Decision-making processes and setting-up new missions and operations needs to be accelerated. We should strive for a more rapid, effective and efficient CSDP with a strong ability to deploy. Capability shortfalls both in military and civilian dimensions are a reality that we need to work on.
Challenges remain in qualitative military capability development and the improvement in the areas such as interoperability and deployability. It is good to recall that already the Helsinki Headline Goal set the target of up to 15 brigades or 50,000-60,000 persons to be rapidly deployed and sustained. That was the level of ambition in the beginning and ever since a key question has been how to translate the level of ambition into capabilities. In civilian crisis management missions, we must address gaps in personnel with specialised profiles.

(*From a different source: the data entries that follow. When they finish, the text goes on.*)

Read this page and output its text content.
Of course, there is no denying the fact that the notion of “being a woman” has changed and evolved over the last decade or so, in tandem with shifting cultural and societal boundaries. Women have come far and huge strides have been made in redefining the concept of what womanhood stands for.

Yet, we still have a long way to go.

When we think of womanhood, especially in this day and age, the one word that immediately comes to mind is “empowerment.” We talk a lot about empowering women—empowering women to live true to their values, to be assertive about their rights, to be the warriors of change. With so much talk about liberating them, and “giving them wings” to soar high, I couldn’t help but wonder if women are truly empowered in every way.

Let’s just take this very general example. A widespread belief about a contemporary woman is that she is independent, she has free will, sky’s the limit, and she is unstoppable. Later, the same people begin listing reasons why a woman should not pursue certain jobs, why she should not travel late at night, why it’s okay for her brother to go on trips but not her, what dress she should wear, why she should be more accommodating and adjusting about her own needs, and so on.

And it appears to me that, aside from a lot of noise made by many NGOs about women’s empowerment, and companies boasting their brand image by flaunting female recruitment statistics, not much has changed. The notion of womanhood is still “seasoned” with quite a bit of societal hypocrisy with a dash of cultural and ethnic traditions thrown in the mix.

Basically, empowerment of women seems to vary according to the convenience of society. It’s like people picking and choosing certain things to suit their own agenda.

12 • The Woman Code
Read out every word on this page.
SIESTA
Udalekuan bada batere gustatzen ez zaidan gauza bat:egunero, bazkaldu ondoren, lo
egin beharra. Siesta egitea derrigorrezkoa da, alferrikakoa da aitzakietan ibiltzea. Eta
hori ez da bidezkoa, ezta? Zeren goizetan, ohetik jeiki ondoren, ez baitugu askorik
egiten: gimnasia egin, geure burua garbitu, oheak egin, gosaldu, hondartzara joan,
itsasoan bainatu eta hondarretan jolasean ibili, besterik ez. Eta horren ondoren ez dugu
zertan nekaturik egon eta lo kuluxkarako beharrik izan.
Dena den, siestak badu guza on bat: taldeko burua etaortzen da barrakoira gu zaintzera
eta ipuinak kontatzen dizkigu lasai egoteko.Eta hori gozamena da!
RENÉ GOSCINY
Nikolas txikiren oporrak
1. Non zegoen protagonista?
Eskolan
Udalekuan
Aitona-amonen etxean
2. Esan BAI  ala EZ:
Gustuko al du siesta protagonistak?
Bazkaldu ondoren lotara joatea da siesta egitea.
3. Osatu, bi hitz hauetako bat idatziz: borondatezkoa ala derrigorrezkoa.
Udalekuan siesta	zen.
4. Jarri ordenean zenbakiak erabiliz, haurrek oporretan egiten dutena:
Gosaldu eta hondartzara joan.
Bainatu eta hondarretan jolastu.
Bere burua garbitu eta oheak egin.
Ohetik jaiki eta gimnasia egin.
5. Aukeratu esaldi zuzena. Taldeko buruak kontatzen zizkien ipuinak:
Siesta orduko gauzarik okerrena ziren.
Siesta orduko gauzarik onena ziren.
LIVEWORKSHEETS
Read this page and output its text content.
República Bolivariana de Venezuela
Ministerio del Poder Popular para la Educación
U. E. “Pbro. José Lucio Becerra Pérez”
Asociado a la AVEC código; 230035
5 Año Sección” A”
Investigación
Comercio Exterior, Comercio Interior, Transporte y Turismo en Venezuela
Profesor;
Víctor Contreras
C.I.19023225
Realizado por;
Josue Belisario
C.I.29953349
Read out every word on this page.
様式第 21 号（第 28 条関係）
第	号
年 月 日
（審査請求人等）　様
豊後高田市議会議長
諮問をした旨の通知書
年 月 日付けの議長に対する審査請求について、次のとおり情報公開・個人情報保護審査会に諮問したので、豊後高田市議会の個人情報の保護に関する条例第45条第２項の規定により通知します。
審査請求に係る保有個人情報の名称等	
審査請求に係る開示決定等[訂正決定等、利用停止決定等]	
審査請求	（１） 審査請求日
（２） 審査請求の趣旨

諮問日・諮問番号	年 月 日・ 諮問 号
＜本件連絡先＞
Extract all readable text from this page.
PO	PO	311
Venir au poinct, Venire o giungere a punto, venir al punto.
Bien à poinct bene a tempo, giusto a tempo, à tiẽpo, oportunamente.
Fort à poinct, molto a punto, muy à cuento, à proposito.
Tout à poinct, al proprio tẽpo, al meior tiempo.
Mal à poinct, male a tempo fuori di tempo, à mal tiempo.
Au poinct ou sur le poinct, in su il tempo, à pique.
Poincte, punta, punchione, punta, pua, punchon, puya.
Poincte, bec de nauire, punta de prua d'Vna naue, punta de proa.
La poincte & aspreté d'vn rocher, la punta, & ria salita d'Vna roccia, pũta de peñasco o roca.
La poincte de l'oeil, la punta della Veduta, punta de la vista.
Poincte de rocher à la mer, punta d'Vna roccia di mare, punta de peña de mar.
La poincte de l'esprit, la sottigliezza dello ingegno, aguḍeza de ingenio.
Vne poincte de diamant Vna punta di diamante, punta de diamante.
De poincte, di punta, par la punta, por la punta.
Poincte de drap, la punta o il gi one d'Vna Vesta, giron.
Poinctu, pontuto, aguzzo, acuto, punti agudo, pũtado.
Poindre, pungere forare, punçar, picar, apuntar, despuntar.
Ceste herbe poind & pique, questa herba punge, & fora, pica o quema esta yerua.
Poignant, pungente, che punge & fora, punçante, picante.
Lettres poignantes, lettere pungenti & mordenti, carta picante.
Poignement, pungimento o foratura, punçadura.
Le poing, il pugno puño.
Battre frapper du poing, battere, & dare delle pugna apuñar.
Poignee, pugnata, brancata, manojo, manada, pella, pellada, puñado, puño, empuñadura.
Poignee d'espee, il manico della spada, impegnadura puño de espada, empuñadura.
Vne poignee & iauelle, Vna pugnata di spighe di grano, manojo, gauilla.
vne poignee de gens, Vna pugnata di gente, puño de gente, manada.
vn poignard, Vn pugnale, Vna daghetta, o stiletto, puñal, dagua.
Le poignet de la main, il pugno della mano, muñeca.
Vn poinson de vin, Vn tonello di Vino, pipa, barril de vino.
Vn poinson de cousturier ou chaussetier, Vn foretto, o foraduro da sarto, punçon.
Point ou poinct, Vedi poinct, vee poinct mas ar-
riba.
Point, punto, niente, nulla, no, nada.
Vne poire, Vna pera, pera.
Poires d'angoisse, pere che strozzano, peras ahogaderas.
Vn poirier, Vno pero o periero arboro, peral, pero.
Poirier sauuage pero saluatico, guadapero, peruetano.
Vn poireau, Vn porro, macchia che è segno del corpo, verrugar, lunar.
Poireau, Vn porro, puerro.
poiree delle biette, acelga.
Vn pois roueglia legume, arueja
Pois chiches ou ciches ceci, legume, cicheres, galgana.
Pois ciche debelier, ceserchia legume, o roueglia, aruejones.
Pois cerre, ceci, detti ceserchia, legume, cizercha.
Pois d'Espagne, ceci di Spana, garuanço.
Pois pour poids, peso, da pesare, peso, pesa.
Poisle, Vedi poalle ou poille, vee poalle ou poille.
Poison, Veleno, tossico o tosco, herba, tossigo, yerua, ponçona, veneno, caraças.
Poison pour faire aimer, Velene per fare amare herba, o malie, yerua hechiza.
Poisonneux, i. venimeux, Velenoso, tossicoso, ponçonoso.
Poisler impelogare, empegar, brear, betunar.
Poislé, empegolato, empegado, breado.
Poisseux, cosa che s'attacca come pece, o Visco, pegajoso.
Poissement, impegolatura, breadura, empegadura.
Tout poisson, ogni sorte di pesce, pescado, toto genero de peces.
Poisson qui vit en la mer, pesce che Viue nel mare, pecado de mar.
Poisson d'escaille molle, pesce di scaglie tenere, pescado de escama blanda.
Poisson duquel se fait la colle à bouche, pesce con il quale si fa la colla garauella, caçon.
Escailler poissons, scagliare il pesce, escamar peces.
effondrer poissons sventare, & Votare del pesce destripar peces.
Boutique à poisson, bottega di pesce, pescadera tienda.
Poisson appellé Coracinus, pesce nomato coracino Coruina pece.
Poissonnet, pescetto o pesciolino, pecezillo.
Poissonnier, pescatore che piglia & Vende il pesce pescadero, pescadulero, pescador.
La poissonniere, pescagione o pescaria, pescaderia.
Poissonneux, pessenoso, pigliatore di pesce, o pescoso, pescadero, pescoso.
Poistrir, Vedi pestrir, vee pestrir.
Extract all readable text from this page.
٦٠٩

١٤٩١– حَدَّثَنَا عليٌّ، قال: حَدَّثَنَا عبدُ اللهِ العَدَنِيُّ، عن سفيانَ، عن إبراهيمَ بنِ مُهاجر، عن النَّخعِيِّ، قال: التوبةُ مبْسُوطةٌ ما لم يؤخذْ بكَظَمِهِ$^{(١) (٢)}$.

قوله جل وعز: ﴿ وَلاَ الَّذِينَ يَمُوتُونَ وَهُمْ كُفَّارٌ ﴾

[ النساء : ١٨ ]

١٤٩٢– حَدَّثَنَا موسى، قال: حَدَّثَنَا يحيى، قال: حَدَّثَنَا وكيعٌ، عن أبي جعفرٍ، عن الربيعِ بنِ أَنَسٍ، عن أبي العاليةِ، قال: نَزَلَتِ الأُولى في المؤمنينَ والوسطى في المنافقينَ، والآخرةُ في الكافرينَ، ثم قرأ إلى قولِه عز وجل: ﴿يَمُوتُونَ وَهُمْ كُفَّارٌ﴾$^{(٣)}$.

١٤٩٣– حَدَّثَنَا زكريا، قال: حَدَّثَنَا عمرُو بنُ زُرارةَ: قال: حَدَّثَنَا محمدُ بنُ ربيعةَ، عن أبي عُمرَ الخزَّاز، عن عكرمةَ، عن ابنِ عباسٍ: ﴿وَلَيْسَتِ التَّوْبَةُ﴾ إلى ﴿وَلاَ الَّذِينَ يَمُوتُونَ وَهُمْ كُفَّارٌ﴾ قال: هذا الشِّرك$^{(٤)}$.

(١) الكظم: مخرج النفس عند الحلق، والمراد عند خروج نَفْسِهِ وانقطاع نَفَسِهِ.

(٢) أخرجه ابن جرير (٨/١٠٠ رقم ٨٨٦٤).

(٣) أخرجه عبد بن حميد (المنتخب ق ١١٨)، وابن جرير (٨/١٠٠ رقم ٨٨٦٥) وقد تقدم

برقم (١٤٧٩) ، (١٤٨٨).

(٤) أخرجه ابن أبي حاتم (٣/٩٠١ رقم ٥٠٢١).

We also need to strive for EU crisis management structures with a permanent planning and conduct capability – headquarter capabilities - of operations. This is integral in strengthening the EU’s credibility as a crisis management actor.
The EU must continue to develop its foreign and security policy instruments to be able to respond to changes in our security environment. The CSDP should have a role in developing EU responses to emerging security challenges such as cyber, energy and maritime security questions. We urgently need to work on these issues.
We need to develop our long-term vision of the future of the CSDP. What do we want from this policy? Is the focus of the CSDP in operations far away or in our immediate neighborhood? The cooperation with NATO and the UN is of utmost importance and could yet be improved. In the Finnish view, we must define the strategic priorities and enhance coherence in the Common Foreign and Security Policy so that the CSDP adequately and visibly supports these priorities. The Commission’s commitment is also needed. In our view, the EU needs a new foreign and security policy strategy which identifies priorities and interests.
Political will and true European leadership are needed for developing visions of the future of CSDP. It is excellent that we are moving ahead as EU28 without creating new division lines, but cooperation in smaller groups such as NORDEFCO and Weimar can also bring added value. The EU must be able to perform coherently and act decisively as a security provider. This means protecting interests and values and making a genuine contribution to international security. Europe must participate in international efforts in setting up a model of global and regional governance and cooperation.
Global power shifts force us to take greater responsibility of our own security, both in the conventional and in a broader sense. In addition to a strong CSDP, we need to use all our policies and instruments in a coherent manner. This will help in building a comprehensive concept of security covering challenges such as climate change, energy scarcity, population growth and migration, organised crime and cyber attacks, which all impact the global security environment. Furthermore, the EU must concentrate on building sustainable security and spreading stability. Only responding to threats to our security is not enough.
Finland is fully engaged in fostering a serious and broad debate about this in the coming months. We hope that the December European Council will take this discussion a significant step forward and set goals for developing European security and defence in both the medium and long-term.